Proceeds from the token sale will be partially used to develop the auction platform and partially to accelerate DomRaider’s development on an international scale –the company already has a presence in Italy and Sweden and will be expanding to Canada and the U.K. in October.
By employing a blockchain-based solution DomRaider’s aims to be scalable, reliable and transparent; providing publicly verifiable auctions that are tamper-proof thanks to the immutable nature of blockchain technology. The solution is designed to be global with a generic interface, and a fast bid consensus – less than a second – with a low transaction cost.
Colombet commented: “We are very enthusiastic about the idea of launching the first ICO carried out by a French company with a proven track record over the last four years. It is an important springboard for the development of DomRaider, and it fully illustrates the emergence of the blockchain within the real economy. Through this ICO, we aim to apply this technological revolution to transform the global auction industry.”

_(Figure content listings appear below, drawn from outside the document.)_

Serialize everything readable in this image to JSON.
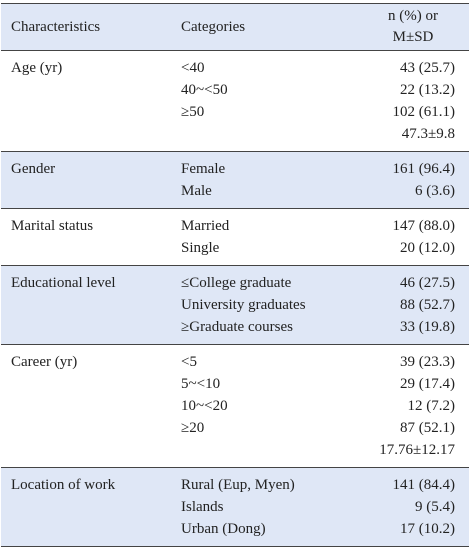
{
  "header": {
    "characteristics": "Characteristics",
    "categories": "Categories",
    "stats": [
      "n (%) or",
      "M±SD"
    ]
  },
  "groups": [
    {
      "name": "Age (yr)",
      "rows": [
        {
          "category": "<40",
          "value": "43 (25.7)"
        },
        {
          "category": "40~<50",
          "value": "22 (13.2)"
        },
        {
          "category": "≥50",
          "value": "102 (61.1)"
        },
        {
          "value": "47.3±9.8"
        }
      ]
    },
    {
      "name": "Gender",
      "rows": [
        {
          "category": "Female",
          "value": "161 (96.4)"
        },
        {
          "category": "Male",
          "value": "6 (3.6)"
        }
      ]
    },
    {
      "name": "Marital status",
      "rows": [
        {
          "category": "Married",
          "value": "147 (88.0)"
        },
        {
          "category": "Single",
          "value": "20 (12.0)"
        }
      ]
    },
    {
      "name": "Educational level",
      "rows": [
        {
          "category": "≤College graduate",
          "value": "46 (27.5)"
        },
        {
          "category": "University graduates",
          "value": "88 (52.7)"
        },
        {
          "category": "≥Graduate courses",
          "value": "33 (19.8)"
        }
      ]
    },
    {
      "name": "Career (yr)",
      "rows": [
        {
          "category": "<5",
          "value": "39 (23.3)"
        },
        {
          "category": "5~<10",
          "value": "29 (17.4)"
        },
        {
          "category": "10~<20",
          "value": "12 (7.2)"
        },
        {
          "category": "≥20",
          "value": "87 (52.1)"
        },
        {
          "value": "17.76±12.17"
        }
      ]
    },
    {
      "name": "Location of work",
      "rows": [
        {
          "category": "Rural (Eup, Myen)",
          "value": "141 (84.4)"
        },
        {
          "category": "Islands",
          "value": "9 (5.4)"
        },
        {
          "category": "Urban (Dong)",
          "value": "17 (10.2)"
        }
      ]
    }
  ]
}
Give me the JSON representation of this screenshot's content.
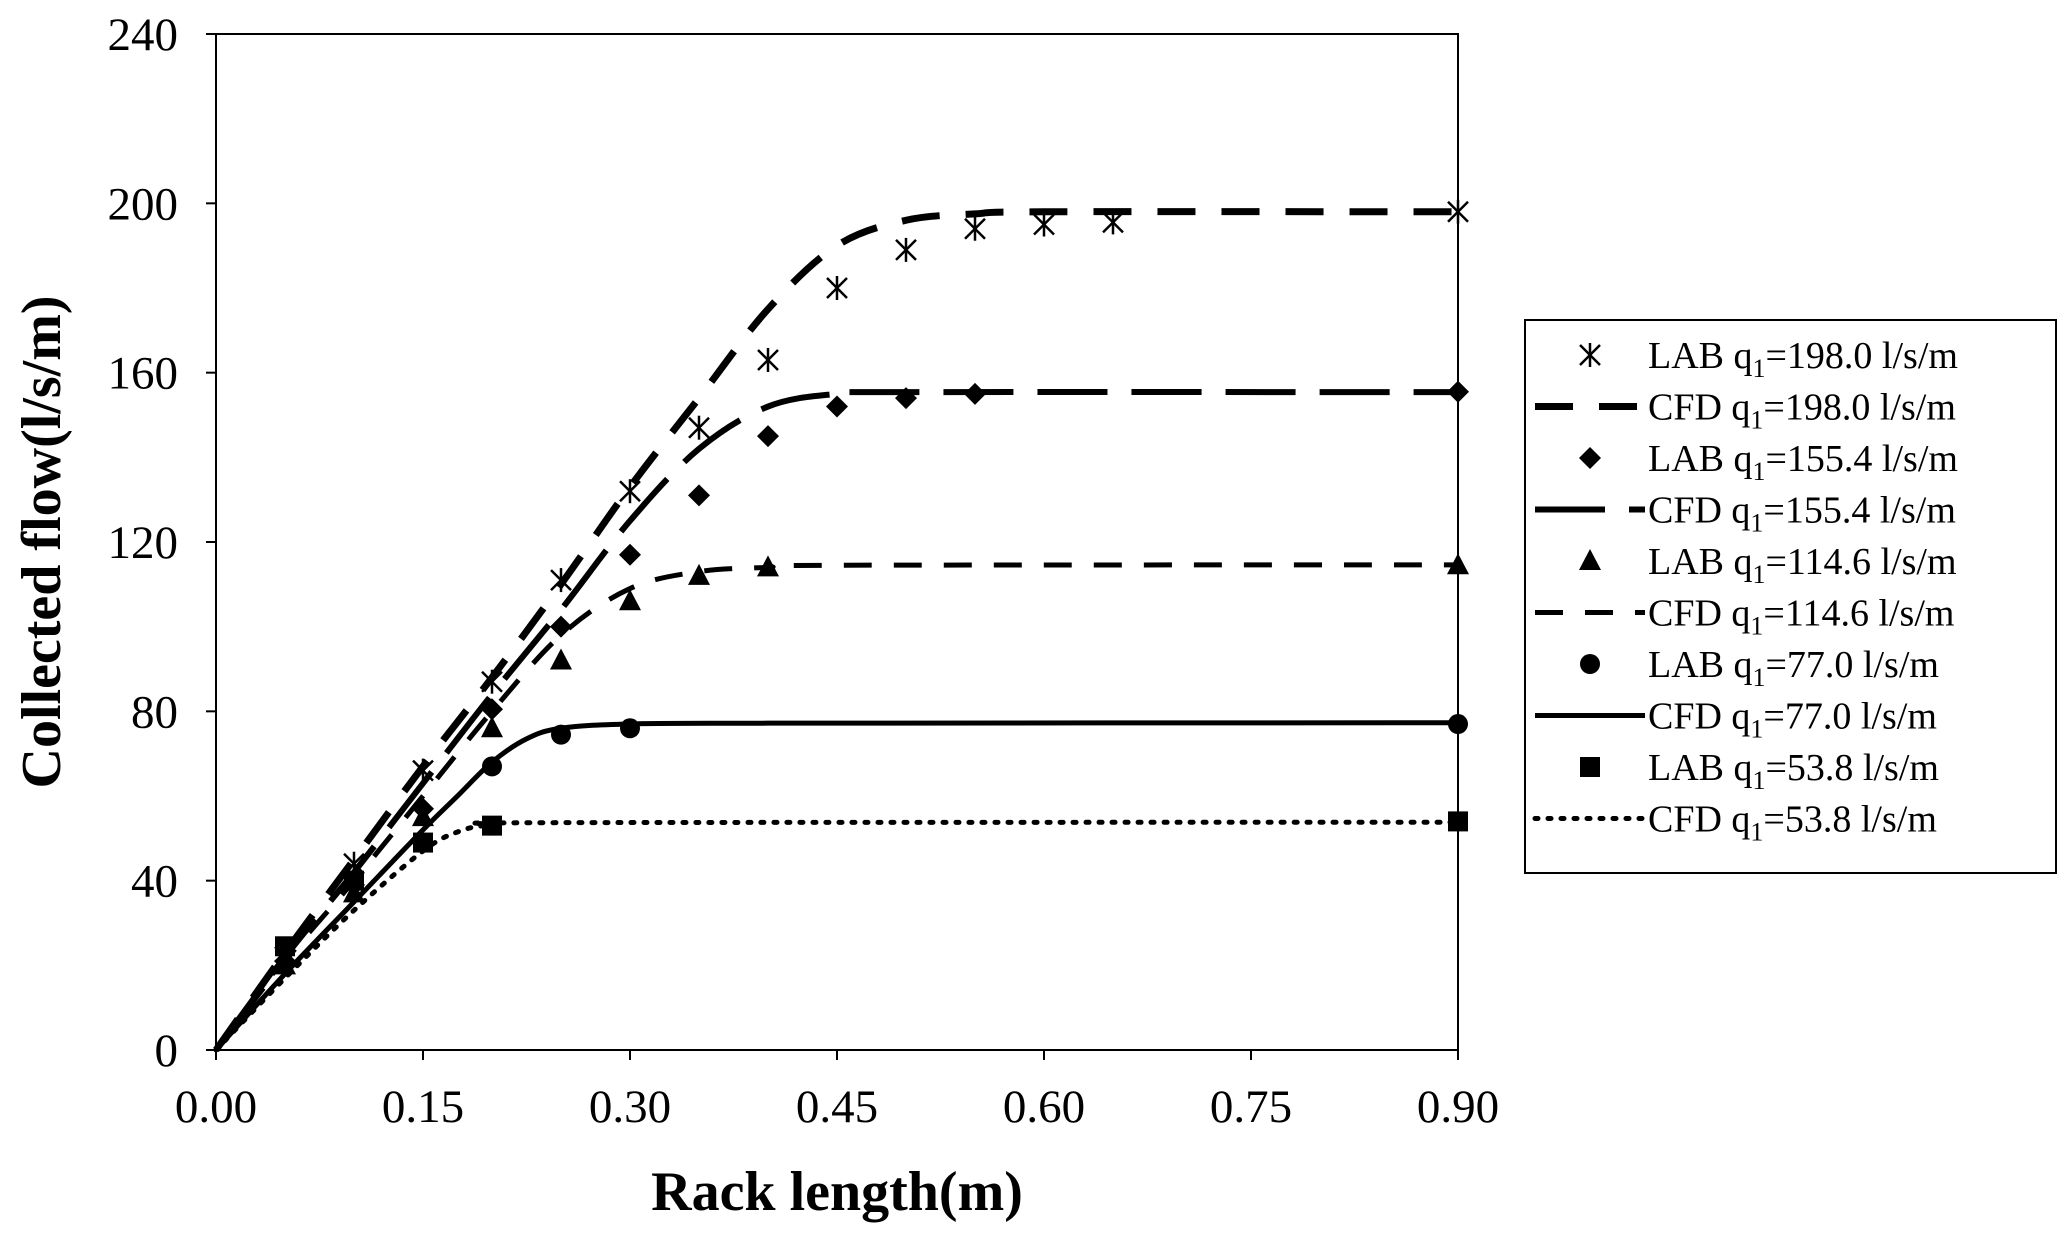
{
  "chart_data": {
    "type": "line",
    "title": "",
    "xlabel": "Rack length(m)",
    "ylabel": "Collected flow(l/s/m)",
    "xlim": [
      0,
      0.9
    ],
    "ylim": [
      0,
      240
    ],
    "x_axis_ticks": [
      0,
      0.15,
      0.3,
      0.45,
      0.6,
      0.75,
      0.9
    ],
    "x_tick_labels": [
      "0.00",
      "0.15",
      "0.30",
      "0.45",
      "0.60",
      "0.75",
      "0.90"
    ],
    "y_axis_ticks": [
      0,
      40,
      80,
      120,
      160,
      200,
      240
    ],
    "y_tick_labels": [
      "0",
      "40",
      "80",
      "120",
      "160",
      "200",
      "240"
    ],
    "grid": false,
    "legend_position": "right",
    "series": [
      {
        "name": "LAB q1=198.0 l/s/m",
        "legend": {
          "prefix": "LAB q",
          "sub": "1",
          "suffix": "=198.0 l/s/m"
        },
        "kind": "markers",
        "marker": "asterisk",
        "points": [
          [
            0.05,
            22
          ],
          [
            0.1,
            44
          ],
          [
            0.15,
            66
          ],
          [
            0.2,
            87
          ],
          [
            0.25,
            111
          ],
          [
            0.3,
            132
          ],
          [
            0.35,
            147
          ],
          [
            0.4,
            163
          ],
          [
            0.45,
            180
          ],
          [
            0.5,
            189
          ],
          [
            0.55,
            194
          ],
          [
            0.6,
            195
          ],
          [
            0.65,
            195.5
          ],
          [
            0.9,
            198
          ]
        ]
      },
      {
        "name": "CFD q1=198.0 l/s/m",
        "legend": {
          "prefix": "CFD q",
          "sub": "1",
          "suffix": "=198.0 l/s/m"
        },
        "kind": "line",
        "dash": "38,26",
        "stroke_width": 7,
        "points": [
          [
            0,
            0
          ],
          [
            0.05,
            23
          ],
          [
            0.1,
            45
          ],
          [
            0.15,
            67
          ],
          [
            0.2,
            88
          ],
          [
            0.25,
            110
          ],
          [
            0.3,
            133
          ],
          [
            0.35,
            154
          ],
          [
            0.4,
            175
          ],
          [
            0.45,
            190
          ],
          [
            0.5,
            196
          ],
          [
            0.55,
            197.5
          ],
          [
            0.6,
            198
          ],
          [
            0.9,
            198
          ]
        ]
      },
      {
        "name": "LAB q1=155.4 l/s/m",
        "legend": {
          "prefix": "LAB q",
          "sub": "1",
          "suffix": "=155.4 l/s/m"
        },
        "kind": "markers",
        "marker": "diamond",
        "points": [
          [
            0.05,
            21
          ],
          [
            0.1,
            39
          ],
          [
            0.15,
            57
          ],
          [
            0.2,
            80.5
          ],
          [
            0.25,
            100
          ],
          [
            0.3,
            117
          ],
          [
            0.35,
            131
          ],
          [
            0.4,
            145
          ],
          [
            0.45,
            152
          ],
          [
            0.5,
            154
          ],
          [
            0.55,
            155
          ],
          [
            0.9,
            155.5
          ]
        ]
      },
      {
        "name": "CFD q1=155.4 l/s/m",
        "legend": {
          "prefix": "CFD q",
          "sub": "1",
          "suffix": "=155.4 l/s/m"
        },
        "kind": "line",
        "dash": "70,24",
        "stroke_width": 6,
        "points": [
          [
            0,
            0
          ],
          [
            0.05,
            22
          ],
          [
            0.1,
            42
          ],
          [
            0.15,
            63
          ],
          [
            0.2,
            84
          ],
          [
            0.25,
            104
          ],
          [
            0.3,
            125
          ],
          [
            0.35,
            142
          ],
          [
            0.4,
            152
          ],
          [
            0.45,
            155
          ],
          [
            0.5,
            155.4
          ],
          [
            0.9,
            155.4
          ]
        ]
      },
      {
        "name": "LAB q1=114.6 l/s/m",
        "legend": {
          "prefix": "LAB q",
          "sub": "1",
          "suffix": "=114.6 l/s/m"
        },
        "kind": "markers",
        "marker": "triangle",
        "points": [
          [
            0.05,
            20
          ],
          [
            0.1,
            37
          ],
          [
            0.15,
            55
          ],
          [
            0.2,
            76
          ],
          [
            0.25,
            92
          ],
          [
            0.3,
            106
          ],
          [
            0.35,
            112
          ],
          [
            0.4,
            114
          ],
          [
            0.9,
            114.5
          ]
        ]
      },
      {
        "name": "CFD q1=114.6 l/s/m",
        "legend": {
          "prefix": "CFD q",
          "sub": "1",
          "suffix": "=114.6 l/s/m"
        },
        "kind": "line",
        "dash": "28,22",
        "stroke_width": 5,
        "points": [
          [
            0,
            0
          ],
          [
            0.05,
            21
          ],
          [
            0.1,
            40
          ],
          [
            0.15,
            60
          ],
          [
            0.2,
            80
          ],
          [
            0.25,
            98
          ],
          [
            0.3,
            109
          ],
          [
            0.35,
            113
          ],
          [
            0.4,
            114
          ],
          [
            0.45,
            114.5
          ],
          [
            0.9,
            114.6
          ]
        ]
      },
      {
        "name": "LAB q1=77.0 l/s/m",
        "legend": {
          "prefix": "LAB q",
          "sub": "1",
          "suffix": "=77.0 l/s/m"
        },
        "kind": "markers",
        "marker": "circle",
        "points": [
          [
            0.2,
            67
          ],
          [
            0.25,
            74.5
          ],
          [
            0.3,
            76
          ],
          [
            0.9,
            77
          ]
        ]
      },
      {
        "name": "CFD q1=77.0 l/s/m",
        "legend": {
          "prefix": "CFD q",
          "sub": "1",
          "suffix": "=77.0 l/s/m"
        },
        "kind": "line",
        "dash": "",
        "stroke_width": 5,
        "points": [
          [
            0,
            0
          ],
          [
            0.05,
            18
          ],
          [
            0.1,
            35
          ],
          [
            0.15,
            52
          ],
          [
            0.175,
            60
          ],
          [
            0.2,
            68
          ],
          [
            0.225,
            73.5
          ],
          [
            0.25,
            76
          ],
          [
            0.3,
            77
          ],
          [
            0.4,
            77.2
          ],
          [
            0.9,
            77.3
          ]
        ]
      },
      {
        "name": "LAB q1=53.8 l/s/m",
        "legend": {
          "prefix": "LAB q",
          "sub": "1",
          "suffix": "=53.8 l/s/m"
        },
        "kind": "markers",
        "marker": "square",
        "points": [
          [
            0.05,
            24.5
          ],
          [
            0.1,
            40
          ],
          [
            0.15,
            49
          ],
          [
            0.2,
            53
          ],
          [
            0.9,
            54
          ]
        ]
      },
      {
        "name": "CFD q1=53.8 l/s/m",
        "legend": {
          "prefix": "CFD q",
          "sub": "1",
          "suffix": "=53.8 l/s/m"
        },
        "kind": "line",
        "dash": "3,10",
        "stroke_width": 5,
        "points": [
          [
            0,
            0
          ],
          [
            0.05,
            17
          ],
          [
            0.1,
            33
          ],
          [
            0.15,
            47
          ],
          [
            0.175,
            51.5
          ],
          [
            0.2,
            53.2
          ],
          [
            0.25,
            53.7
          ],
          [
            0.9,
            53.8
          ]
        ]
      }
    ]
  }
}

The DomRaider ICO starts on the 12th of September, 2017 and ends on the 11th of October, 2017. During the sale, the company will issue almost to 1 billion ‘DomRaider Tokens’ – DRT. A pre-sale of tokens is now open to the public. So far, over 130 million tokens of the maximum of 262.5 million planned for the pre-sale have already been sold.
As a service for recovering expired domain names, DomRaider has raised 3.5 million euros since October 2016, with an initial round of 2 million euros from the Eefficiency investment fund, followed by a second round of 1.5 million euros in May 2017 from Crédit Agricole, CIC, Banque Populaire and BPI France. The company now employs more than 33 employees spread over France, Sweden and Italy, and soon in Canada and the U.K. as of October.